Liverpool miss chance to move seven points clear of Manchester City with Leicester draw
Liverpool were held to a 1-1 draw by Leicester
By Nick Wright
Last Updated: 30/01/19 11:01pm
Liverpool missed the chance to move seven points clear of Manchester City as they were held to a 1-1 draw by Leicester. The title is still in their hands but will they rue this missed opportunity?
As Liverpool and Leicester entered first-half stoppage time at Anfield, it seemed the hosts were on their way to what would have been their most significant victory of the season. Sadio Mane's early goal separated the sides, the first step towards opening up a seven-point gap on Manchester City, but Harry Maguire's sudden equaliser changed the course of the game.
Whether it changes the course of the title race remains to be seen. The draw moved Liverpool five points clear following Manchester City's surprise loss to Newcastle on Tuesday, but knowing that gap could have been wider, it is impossible to ignore the feeling that this was a missed opportunity.
It seemed Leicester were there for the taking, too. They had lost their last three consecutive games - the most recent, against Wolves, in crushing fashion - but this was a reminder, if it was needed, that the Premier League is rarely predictable and the title race is far from run.
Like City on Tuesday night, Liverpool started in blistering fashion, breaking the deadlock after just three minutes when Mane eluded Demarai Gray in the Leicester box before sending a low shot beyond Kasper Schmeichel and into the bottom corner.
James Maddison's header wide midway through the half was a warning to the hosts, but they were largely comfortable. The team had a patched-up feel, with Jordan Henderson used at right-back, but even on one occasion when he was caught out of position early on, Joel Matip was alert to halt Leicester's counter-attack with a foul on the halfway line.
Liverpool were coping, in other words, and they looked up for it, too, their determination summed up by Mohamed Salah haring after a long ball and forcing Ben Chilwell to concede a throw deep in his own half in the 40th minute. They were not creating chances with their usual fluency, but there was little to suggest they would be denied victory.
That changed after the equaliser, with Leicester the better team after the two sides emerged from the break. Five minutes into the second half, Maddison found himself with a clear sight of goal from an acute angle, only to cross rather than shoot. Soon after that, Alisson was forced into a vital block on his line after Maguire headed a free-kick across goal.
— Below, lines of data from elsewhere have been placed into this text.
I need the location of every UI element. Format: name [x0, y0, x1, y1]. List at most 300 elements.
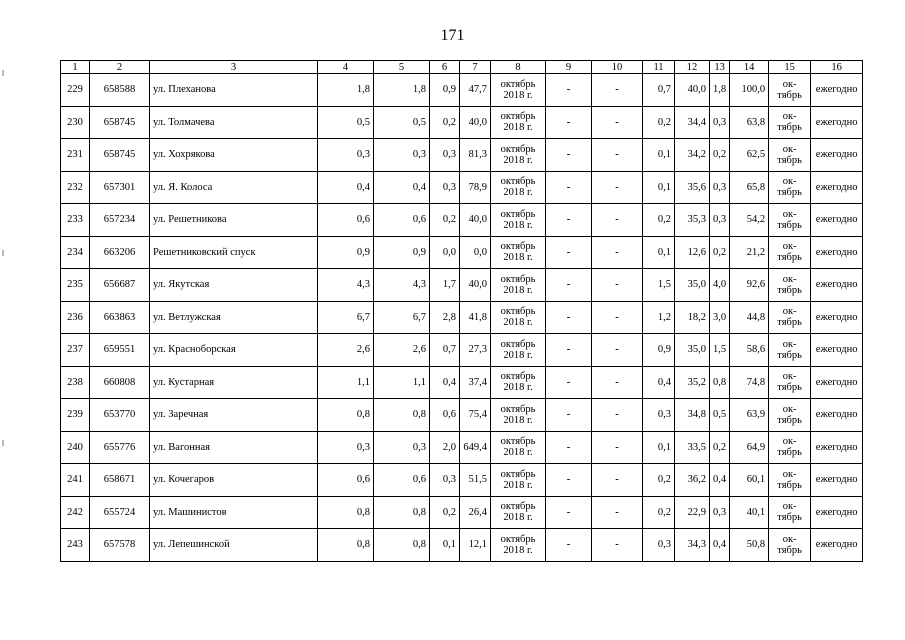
col4-value: 2,6 — [318, 334, 374, 367]
col5-value: 0,3 — [374, 139, 430, 172]
col13-value: 0,3 — [710, 171, 730, 204]
col11-value: 0,3 — [643, 529, 675, 562]
col9-value: - — [546, 74, 592, 107]
col10-value: - — [592, 74, 643, 107]
month-short-cell-line-2: тябрь — [777, 219, 802, 231]
code-cell: 655724 — [90, 496, 150, 529]
col12-value: 33,5 — [675, 431, 710, 464]
col7-value: 78,9 — [460, 171, 491, 204]
month-short-cell-line-2: тябрь — [777, 544, 802, 556]
month-short-cell — [769, 269, 811, 302]
row-number: 231 — [61, 139, 90, 172]
month-short-cell — [769, 399, 811, 432]
month-cell — [491, 366, 546, 399]
month-short-cell-line-2: тябрь — [777, 512, 802, 524]
col10-value: - — [592, 269, 643, 302]
month-cell-line-1: октябрь — [500, 143, 536, 155]
code-cell: 656687 — [90, 269, 150, 302]
month-short-cell-line-2: тябрь — [777, 414, 802, 426]
col7-value: 40,0 — [460, 204, 491, 237]
code-cell: 658588 — [90, 74, 150, 107]
month-cell-line-1: октябрь — [500, 306, 536, 318]
column-header-16: 16 — [811, 61, 863, 74]
col9-value: - — [546, 139, 592, 172]
month-short-cell-line-1: ок- — [782, 143, 797, 155]
month-short-cell — [769, 496, 811, 529]
month-cell-line-2: 2018 г. — [503, 544, 533, 556]
scan-edge-mark — [2, 70, 4, 76]
scan-edge-mark — [2, 440, 4, 446]
month-short-cell — [769, 301, 811, 334]
month-short-cell-line-2: тябрь — [777, 284, 802, 296]
frequency-cell: ежегодно — [811, 464, 863, 497]
col14-value: 74,8 — [730, 366, 769, 399]
column-header-1: 1 — [61, 61, 90, 74]
col12-value: 35,2 — [675, 366, 710, 399]
code-cell: 658671 — [90, 464, 150, 497]
col6-value: 0,7 — [430, 334, 460, 367]
col12-value: 40,0 — [675, 74, 710, 107]
col11-value: 0,3 — [643, 399, 675, 432]
street-name-cell: ул. Толмачева — [150, 106, 318, 139]
street-name-cell: Решетниковский спуск — [150, 236, 318, 269]
col13-value: 0,3 — [710, 204, 730, 237]
column-header-4: 4 — [318, 61, 374, 74]
col10-value: - — [592, 464, 643, 497]
col11-value: 0,1 — [643, 431, 675, 464]
col14-value: 21,2 — [730, 236, 769, 269]
col4-value: 0,8 — [318, 399, 374, 432]
col14-value: 65,8 — [730, 171, 769, 204]
frequency-cell: ежегодно — [811, 269, 863, 302]
row-number: 235 — [61, 269, 90, 302]
table-row — [61, 204, 863, 237]
col6-value: 0,4 — [430, 366, 460, 399]
month-short-cell — [769, 171, 811, 204]
month-short-cell-line-1: ок- — [782, 338, 797, 350]
column-header-8: 8 — [491, 61, 546, 74]
col5-value: 0,8 — [374, 399, 430, 432]
col14-value: 50,8 — [730, 529, 769, 562]
col13-value: 0,3 — [710, 496, 730, 529]
row-number: 241 — [61, 464, 90, 497]
col7-value: 26,4 — [460, 496, 491, 529]
month-cell — [491, 74, 546, 107]
col14-value: 62,5 — [730, 139, 769, 172]
col6-value: 0,3 — [430, 139, 460, 172]
street-name-cell: ул. Кустарная — [150, 366, 318, 399]
table-row — [61, 106, 863, 139]
month-cell-line-2: 2018 г. — [503, 154, 533, 166]
month-cell — [491, 171, 546, 204]
month-cell-line-1: октябрь — [500, 111, 536, 123]
col4-value: 4,3 — [318, 269, 374, 302]
month-short-cell-line-2: тябрь — [777, 349, 802, 361]
col9-value: - — [546, 171, 592, 204]
col10-value: - — [592, 366, 643, 399]
month-cell — [491, 301, 546, 334]
month-short-cell — [769, 334, 811, 367]
month-cell-line-1: октябрь — [500, 241, 536, 253]
col13-value: 0,4 — [710, 464, 730, 497]
month-cell-line-1: октябрь — [500, 208, 536, 220]
frequency-cell: ежегодно — [811, 334, 863, 367]
month-cell-line-1: октябрь — [500, 338, 536, 350]
column-header-15: 15 — [769, 61, 811, 74]
month-cell — [491, 236, 546, 269]
street-name-cell: ул. Решетникова — [150, 204, 318, 237]
col11-value: 0,1 — [643, 171, 675, 204]
table-row — [61, 431, 863, 464]
col6-value: 0,2 — [430, 106, 460, 139]
month-short-cell — [769, 74, 811, 107]
street-name-cell: ул. Якутская — [150, 269, 318, 302]
row-number: 229 — [61, 74, 90, 107]
col7-value: 27,3 — [460, 334, 491, 367]
col13-value: 0,2 — [710, 139, 730, 172]
col9-value: - — [546, 236, 592, 269]
code-cell: 657234 — [90, 204, 150, 237]
frequency-cell: ежегодно — [811, 74, 863, 107]
month-cell-line-2: 2018 г. — [503, 479, 533, 491]
month-cell-line-1: октябрь — [500, 371, 536, 383]
month-cell — [491, 334, 546, 367]
col12-value: 34,3 — [675, 529, 710, 562]
street-name-cell: ул. Кочегаров — [150, 464, 318, 497]
row-number: 238 — [61, 366, 90, 399]
table-row — [61, 301, 863, 334]
code-cell: 663863 — [90, 301, 150, 334]
col6-value: 0,0 — [430, 236, 460, 269]
month-short-cell-line-1: ок- — [782, 176, 797, 188]
col11-value: 0,1 — [643, 139, 675, 172]
col5-value: 4,3 — [374, 269, 430, 302]
col6-value: 0,6 — [430, 399, 460, 432]
col10-value: - — [592, 171, 643, 204]
col10-value: - — [592, 301, 643, 334]
col9-value: - — [546, 464, 592, 497]
frequency-cell: ежегодно — [811, 366, 863, 399]
month-cell — [491, 529, 546, 562]
col13-value: 1,8 — [710, 74, 730, 107]
col7-value: 40,0 — [460, 269, 491, 302]
col4-value: 1,1 — [318, 366, 374, 399]
code-cell: 657301 — [90, 171, 150, 204]
col11-value: 1,5 — [643, 269, 675, 302]
month-cell-line-2: 2018 г. — [503, 284, 533, 296]
month-cell — [491, 106, 546, 139]
col7-value: 40,0 — [460, 106, 491, 139]
col13-value: 1,5 — [710, 334, 730, 367]
row-number: 233 — [61, 204, 90, 237]
col14-value: 60,1 — [730, 464, 769, 497]
col9-value: - — [546, 366, 592, 399]
col5-value: 0,8 — [374, 529, 430, 562]
column-header-6: 6 — [430, 61, 460, 74]
column-header-12: 12 — [675, 61, 710, 74]
col10-value: - — [592, 106, 643, 139]
month-short-cell-line-2: тябрь — [777, 317, 802, 329]
month-short-cell-line-1: ок- — [782, 501, 797, 513]
col14-value: 63,8 — [730, 106, 769, 139]
col11-value: 0,2 — [643, 106, 675, 139]
col4-value: 0,6 — [318, 204, 374, 237]
month-cell — [491, 269, 546, 302]
month-short-cell-line-1: ок- — [782, 306, 797, 318]
col12-value: 35,0 — [675, 269, 710, 302]
col4-value: 0,6 — [318, 464, 374, 497]
month-cell-line-1: октябрь — [500, 501, 536, 513]
frequency-cell: ежегодно — [811, 301, 863, 334]
col10-value: - — [592, 236, 643, 269]
month-short-cell — [769, 431, 811, 464]
col6-value: 0,9 — [430, 74, 460, 107]
col10-value: - — [592, 399, 643, 432]
col11-value: 0,9 — [643, 334, 675, 367]
col7-value: 47,7 — [460, 74, 491, 107]
month-cell-line-2: 2018 г. — [503, 252, 533, 264]
table-row — [61, 529, 863, 562]
month-cell-line-1: октябрь — [500, 403, 536, 415]
col11-value: 0,1 — [643, 236, 675, 269]
col12-value: 18,2 — [675, 301, 710, 334]
month-cell-line-2: 2018 г. — [503, 512, 533, 524]
row-number: 239 — [61, 399, 90, 432]
col4-value: 0,8 — [318, 529, 374, 562]
col12-value: 35,0 — [675, 334, 710, 367]
month-cell-line-1: октябрь — [500, 176, 536, 188]
col4-value: 6,7 — [318, 301, 374, 334]
col11-value: 1,2 — [643, 301, 675, 334]
frequency-cell: ежегодно — [811, 529, 863, 562]
col10-value: - — [592, 334, 643, 367]
month-cell-line-2: 2018 г. — [503, 414, 533, 426]
row-number: 240 — [61, 431, 90, 464]
col9-value: - — [546, 496, 592, 529]
col11-value: 0,7 — [643, 74, 675, 107]
table-row — [61, 399, 863, 432]
col7-value: 649,4 — [460, 431, 491, 464]
col7-value: 51,5 — [460, 464, 491, 497]
frequency-cell: ежегодно — [811, 139, 863, 172]
month-cell — [491, 139, 546, 172]
col5-value: 0,3 — [374, 431, 430, 464]
col4-value: 1,8 — [318, 74, 374, 107]
col12-value: 12,6 — [675, 236, 710, 269]
month-short-cell-line-2: тябрь — [777, 479, 802, 491]
street-name-cell: ул. Заречная — [150, 399, 318, 432]
col6-value: 0,3 — [430, 171, 460, 204]
table-row — [61, 236, 863, 269]
scan-edge-mark — [2, 250, 4, 256]
col6-value: 0,2 — [430, 496, 460, 529]
col5-value: 0,6 — [374, 464, 430, 497]
month-cell-line-2: 2018 г. — [503, 122, 533, 134]
street-name-cell: ул. Плеханова — [150, 74, 318, 107]
month-cell — [491, 464, 546, 497]
code-cell: 660808 — [90, 366, 150, 399]
col6-value: 2,8 — [430, 301, 460, 334]
month-short-cell-line-1: ок- — [782, 208, 797, 220]
street-name-cell: ул. Машинистов — [150, 496, 318, 529]
column-header-3: 3 — [150, 61, 318, 74]
col9-value: - — [546, 301, 592, 334]
col9-value: - — [546, 204, 592, 237]
col13-value: 0,8 — [710, 366, 730, 399]
street-name-cell: ул. Вагонная — [150, 431, 318, 464]
month-cell-line-2: 2018 г. — [503, 187, 533, 199]
col7-value: 41,8 — [460, 301, 491, 334]
col4-value: 0,4 — [318, 171, 374, 204]
month-cell-line-1: октябрь — [500, 533, 536, 545]
code-cell: 663206 — [90, 236, 150, 269]
col6-value: 1,7 — [430, 269, 460, 302]
col13-value: 0,3 — [710, 106, 730, 139]
col4-value: 0,3 — [318, 139, 374, 172]
col5-value: 0,6 — [374, 204, 430, 237]
col4-value: 0,8 — [318, 496, 374, 529]
col5-value: 0,9 — [374, 236, 430, 269]
month-short-cell-line-2: тябрь — [777, 252, 802, 264]
col4-value: 0,3 — [318, 431, 374, 464]
month-cell — [491, 204, 546, 237]
month-short-cell-line-1: ок- — [782, 371, 797, 383]
street-name-cell: ул. Ветлужская — [150, 301, 318, 334]
month-short-cell — [769, 464, 811, 497]
col7-value: 75,4 — [460, 399, 491, 432]
col14-value: 54,2 — [730, 204, 769, 237]
col9-value: - — [546, 269, 592, 302]
month-short-cell-line-1: ок- — [782, 78, 797, 90]
column-header-14: 14 — [730, 61, 769, 74]
column-header-2: 2 — [90, 61, 150, 74]
col12-value: 35,3 — [675, 204, 710, 237]
page-number: 171 — [440, 27, 465, 44]
col10-value: - — [592, 139, 643, 172]
col13-value: 4,0 — [710, 269, 730, 302]
frequency-cell: ежегодно — [811, 236, 863, 269]
col5-value: 0,5 — [374, 106, 430, 139]
col11-value: 0,2 — [643, 204, 675, 237]
table-row — [61, 139, 863, 172]
col10-value: - — [592, 529, 643, 562]
col14-value: 40,1 — [730, 496, 769, 529]
col13-value: 3,0 — [710, 301, 730, 334]
col5-value: 1,8 — [374, 74, 430, 107]
month-short-cell-line-2: тябрь — [777, 447, 802, 459]
row-number: 230 — [61, 106, 90, 139]
col14-value: 64,9 — [730, 431, 769, 464]
month-short-cell — [769, 529, 811, 562]
frequency-cell: ежегодно — [811, 204, 863, 237]
month-cell-line-1: октябрь — [500, 468, 536, 480]
code-cell: 658745 — [90, 139, 150, 172]
column-header-13: 13 — [710, 61, 730, 74]
table-row — [61, 269, 863, 302]
row-number: 236 — [61, 301, 90, 334]
month-cell-line-2: 2018 г. — [503, 317, 533, 329]
frequency-cell: ежегодно — [811, 431, 863, 464]
col14-value: 92,6 — [730, 269, 769, 302]
month-short-cell-line-2: тябрь — [777, 122, 802, 134]
col11-value: 0,2 — [643, 464, 675, 497]
month-short-cell-line-2: тябрь — [777, 382, 802, 394]
col4-value: 0,9 — [318, 236, 374, 269]
month-short-cell — [769, 236, 811, 269]
col12-value: 34,8 — [675, 399, 710, 432]
column-header-7: 7 — [460, 61, 491, 74]
month-cell-line-2: 2018 г. — [503, 89, 533, 101]
column-number-header-row — [61, 61, 863, 74]
col10-value: - — [592, 496, 643, 529]
month-cell-line-2: 2018 г. — [503, 349, 533, 361]
col12-value: 22,9 — [675, 496, 710, 529]
month-short-cell — [769, 204, 811, 237]
col13-value: 0,4 — [710, 529, 730, 562]
street-name-cell: ул. Красноборская — [150, 334, 318, 367]
month-cell — [491, 496, 546, 529]
month-cell-line-2: 2018 г. — [503, 219, 533, 231]
col7-value: 37,4 — [460, 366, 491, 399]
month-short-cell-line-1: ок- — [782, 533, 797, 545]
frequency-cell: ежегодно — [811, 399, 863, 432]
frequency-cell: ежегодно — [811, 171, 863, 204]
month-short-cell — [769, 139, 811, 172]
table-row — [61, 464, 863, 497]
col9-value: - — [546, 529, 592, 562]
table-row — [61, 334, 863, 367]
col5-value: 6,7 — [374, 301, 430, 334]
month-cell-line-2: 2018 г. — [503, 382, 533, 394]
col13-value: 0,2 — [710, 431, 730, 464]
month-cell-line-2: 2018 г. — [503, 447, 533, 459]
month-short-cell-line-2: тябрь — [777, 187, 802, 199]
month-short-cell-line-1: ок- — [782, 403, 797, 415]
col9-value: - — [546, 431, 592, 464]
col14-value: 58,6 — [730, 334, 769, 367]
month-short-cell — [769, 366, 811, 399]
column-header-5: 5 — [374, 61, 430, 74]
month-short-cell-line-1: ок- — [782, 436, 797, 448]
code-cell: 655776 — [90, 431, 150, 464]
code-cell: 659551 — [90, 334, 150, 367]
col9-value: - — [546, 106, 592, 139]
col5-value: 2,6 — [374, 334, 430, 367]
table-row — [61, 171, 863, 204]
col5-value: 0,8 — [374, 496, 430, 529]
code-cell: 657578 — [90, 529, 150, 562]
col14-value: 44,8 — [730, 301, 769, 334]
col7-value: 0,0 — [460, 236, 491, 269]
table-row — [61, 496, 863, 529]
month-short-cell-line-2: тябрь — [777, 89, 802, 101]
col10-value: - — [592, 204, 643, 237]
frequency-cell: ежегодно — [811, 496, 863, 529]
data-table — [60, 60, 863, 562]
row-number: 242 — [61, 496, 90, 529]
code-cell: 658745 — [90, 106, 150, 139]
month-cell-line-1: октябрь — [500, 436, 536, 448]
month-cell-line-1: октябрь — [500, 273, 536, 285]
code-cell: 653770 — [90, 399, 150, 432]
col9-value: - — [546, 334, 592, 367]
month-short-cell-line-2: тябрь — [777, 154, 802, 166]
col12-value: 36,2 — [675, 464, 710, 497]
col6-value: 0,1 — [430, 529, 460, 562]
col9-value: - — [546, 399, 592, 432]
col12-value: 35,6 — [675, 171, 710, 204]
street-name-cell: ул. Хохрякова — [150, 139, 318, 172]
Liverpool gradually regained their composure, seeing a penalty appeal turned down when Naby Keita appeared to be felled by Ricardo Pereira in the box, but the fact that they didn't manage a single shot on goal between the 36th minute and the 74th minute, when Roberto Firmino was denied by Schmeichel, showed the dip in their performance.
Liverpool did not labour as badly as City at St James' Park. They did at least manage to put the visitors under sustained pressure in the closing stages. But by the final whistle they had only mustered three shots on target - their second-lowest total of the season so far.
Both Liverpool and Manchester City need to find the right response to ensure their respective setbacks do not turn into something more serious, but their fixture lists suggest there is likely to be more drama.
Klopp's men face West Ham next on Monday Night Football, followed by a home clash with Bournemouth, who showed their mettle with their 4-0 thrashing of Chelsea on Wednesday night. After that, it's a trip to Old Trafford to face a resurgent Manchester United a few days after their Champions League meeting with Bayern Munich.
It's a demanding schedule but City's is even tougher. Pep Guardiola's side host Arsenal on Super Sunday, before a trip to Goodison Park to play Everton and a clash with Chelsea at the Etihad Stadium. On top of their Champions League tie with Schalke - and unlike Liverpool - City also have FA Cup and League Cup commitments to contend with.
It is impossible to say quite how the Premier League table will look after the key period which is now approaching - or, indeed, whether Liverpool will end up paying for their missed opportunity against Leicester. But if this week has taught us anything, it is to expect the unexpected. There are sure to be more twists in the title race to come.